More about the Growth Mindset

When considering the differences in mindsets, as presented by Dweck, the benefits of adopting a growth mindset to supplant a fixed mindset are rather obvious. When the learner is struggling with a task or concept, the holder of the fixed mindset is content to throw up his hands and proclaim, “I just don’t have the mental capacity to grasp this.” That is the end of the conversation, and one would not expect much learning to take place following this conclusion. Alternatively, if the learner has activated a growth mindset, the task IS achievable, the concept attainable if he/she continues to work hard, try new strategies, and seek input from others. Ultimately, this growth mindset frees us to master more ideas at greater depth (if we are willing to work at it) than being confined in a fixed mindset allows us to do.

Photo by Bruno Scramgnon on 

Having been fully convinced that adopting a growth mindset is advantageous in academics—not to mention that it is healthier in other aspects of life—the question becomes: how will I ensure that I embrace and implement it properly in my life and career so that its benefits are enjoyed by those I encounter? If I take an honest assessment of my mindset up to this point—while I can point to examples of growth—I would have to say I lean more toward a fixed mindset. One exception to this is in the area of technology. I have always approached computers and software with a sense of excitement and wonder.
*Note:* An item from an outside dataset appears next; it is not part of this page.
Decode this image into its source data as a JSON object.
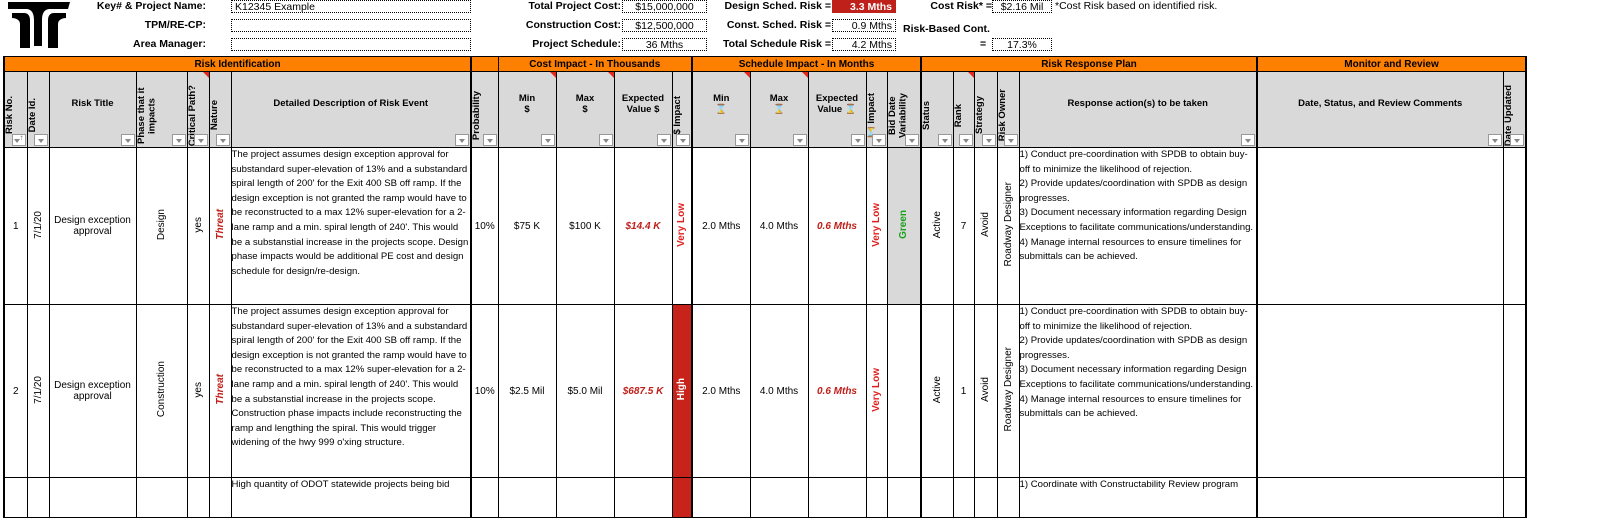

Even though I have often been frustrated by a piece of hardware not working properly or a nettlesome application, I am usually driven to keep working at it until I figure out the problem.
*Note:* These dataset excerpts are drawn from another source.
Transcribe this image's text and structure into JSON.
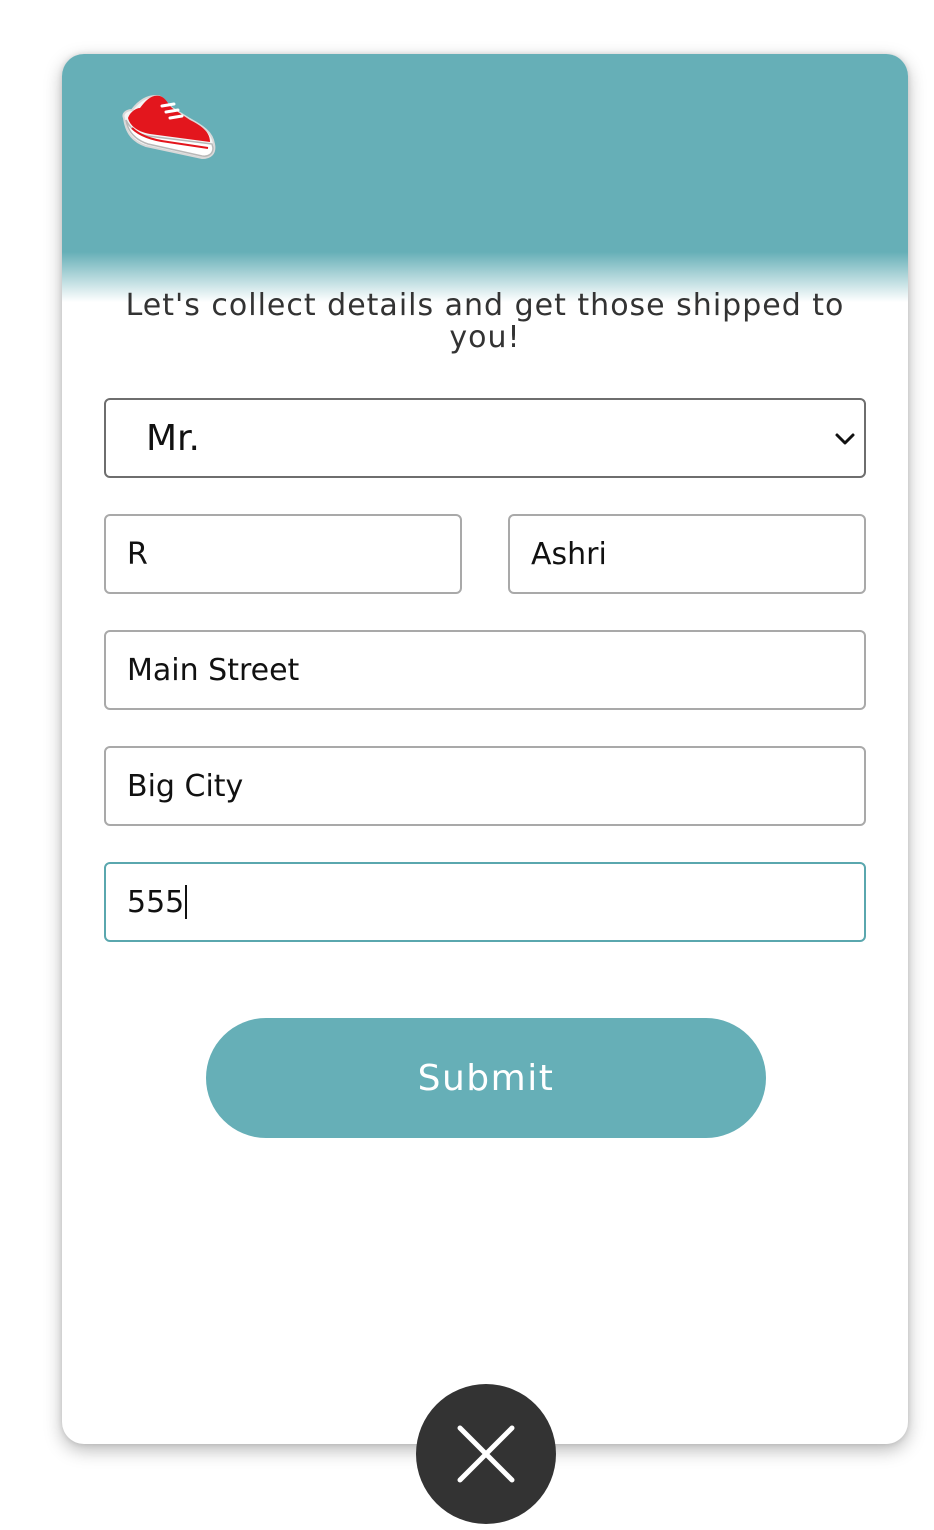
{
  "header": {
    "logo_icon": "running-shoe-icon",
    "background_color": "#66afb7"
  },
  "form": {
    "intro_text": "Let's collect details and get those shipped to you!",
    "title_select": {
      "selected": "Mr."
    },
    "first_name": {
      "value": "R"
    },
    "last_name": {
      "value": "Ashri"
    },
    "street": {
      "value": "Main Street"
    },
    "city": {
      "value": "Big City"
    },
    "zip": {
      "value": "555"
    },
    "submit_label": "Submit",
    "accent_color": "#66afb7"
  },
  "overlay": {
    "close_icon": "close-icon",
    "close_background": "#333333"
  }
}
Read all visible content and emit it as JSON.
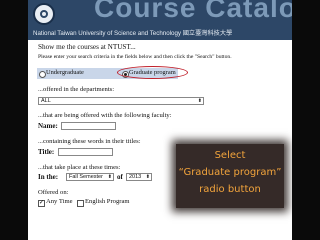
{
  "banner": {
    "title": "Course Catalog",
    "subtitle": "National Taiwan University of Science and Technology 國立臺灣科技大學"
  },
  "form": {
    "heading": "Show me the courses at NTUST...",
    "instructions": [
      "Please enter your search criteria in the fields below and then click the \"Search\" button."
    ],
    "level_options": [
      {
        "label": "Undergraduate",
        "selected": false
      },
      {
        "label": "Graduate program",
        "selected": true
      }
    ],
    "departments_label": "...offered in the departments:",
    "department_value": "ALL",
    "faculty_label": "...that are being offered with the following faculty:",
    "name_label": "Name:",
    "words_label": "...containing these words in their titles:",
    "title_label": "Title:",
    "times_label": "...that take place at these times:",
    "in_the_label": "In the:",
    "semester_value": "Fall Semester",
    "of_label": "of",
    "year_value": "2013",
    "offered_on_label": "Offered on:",
    "offered_options": [
      {
        "label": "Any Time",
        "checked": true
      },
      {
        "label": "English Program",
        "checked": false
      }
    ]
  },
  "callout": {
    "lines": [
      "Select",
      "“Graduate program”",
      "radio button"
    ],
    "text_color": "#f2a43c"
  },
  "colors": {
    "banner": "#2d4767",
    "highlight_bar": "#c9d6e9",
    "annotation_oval": "#c0202b"
  }
}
Being of an age that I can fully appreciate the world-transforming effects of the computer age, a wildly important goal for me is to learn and develop new ways to leverage the power and versatility of technology systems to impact education. Integrating technology into education does many things, but two I’d like to point out are that it 1) it equips teachers with an array of tools to reach students; 2) presents students with infinitely more opportunities to have autonomy in their education—a key element to better performance according to Daniel Pink. If a growth mindset is exhibited through the tactics of strong effort, trying different strategies and seeking input from others, as Dweck asserts in “Carol Dweck Revisits the Growth Mindset,” technology integration is an invaluable means of aiding these tactics. By utilizing technology, students can control the what, when, where, why and how they choose to learn.
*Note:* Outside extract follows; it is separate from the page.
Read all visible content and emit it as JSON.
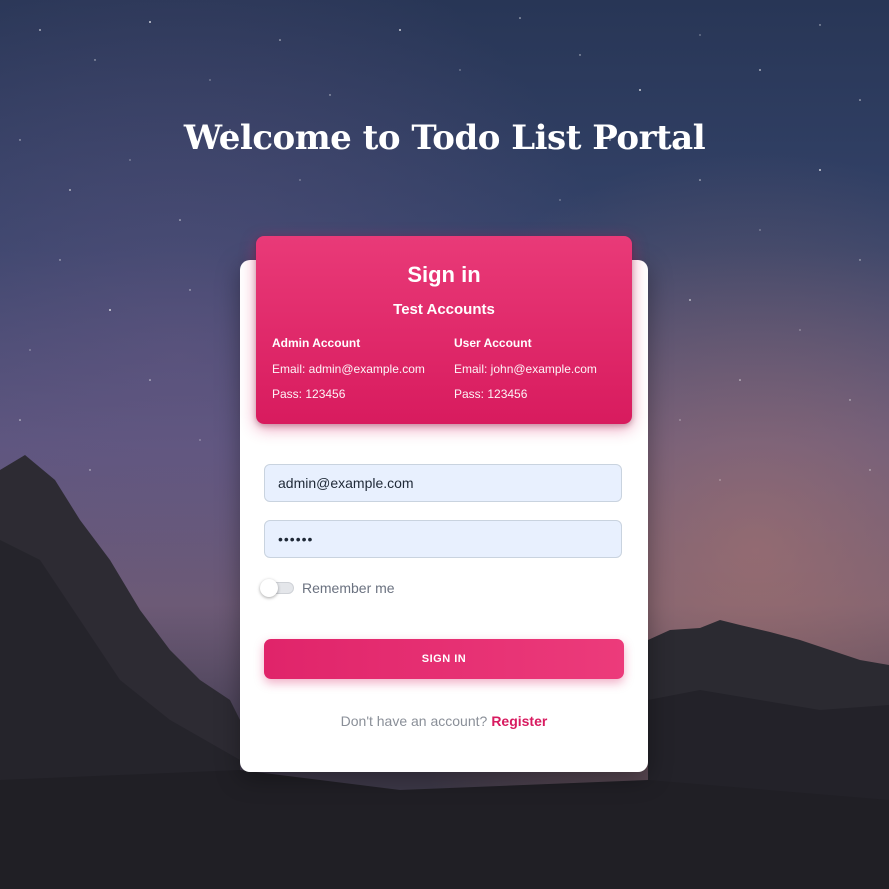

If we are seeking to incorporate Universal Design in Learning in our curriculum and instruction to ensure that all students have an opportunity to learn, which obviously we should be, it is important to have the tools to make that possible. Technology can provide those tools. Specifically, technology offers tools that can stimulate all three networks in the Universal Design for Learning:

  • Recognition Networks—How we gather information. As Dr. Harapnuik mentioned in our first meeting, we have access to all the information in the world in the palm of our hands (our cell phones).
  • Strategic Networks—How we organize and express ideas. Technology offers a multitude of forms and venues for presenting ideas.
  • Affective Networks—How we get engaged and stay motivated in our learning. When considering the order of importance of the three networks, I would say the “why” of learning—the Affective Networks—is most important. It doesn’t really matter what we learn or how we learn if we are not motivated, challenged, and excited to learn in the first place.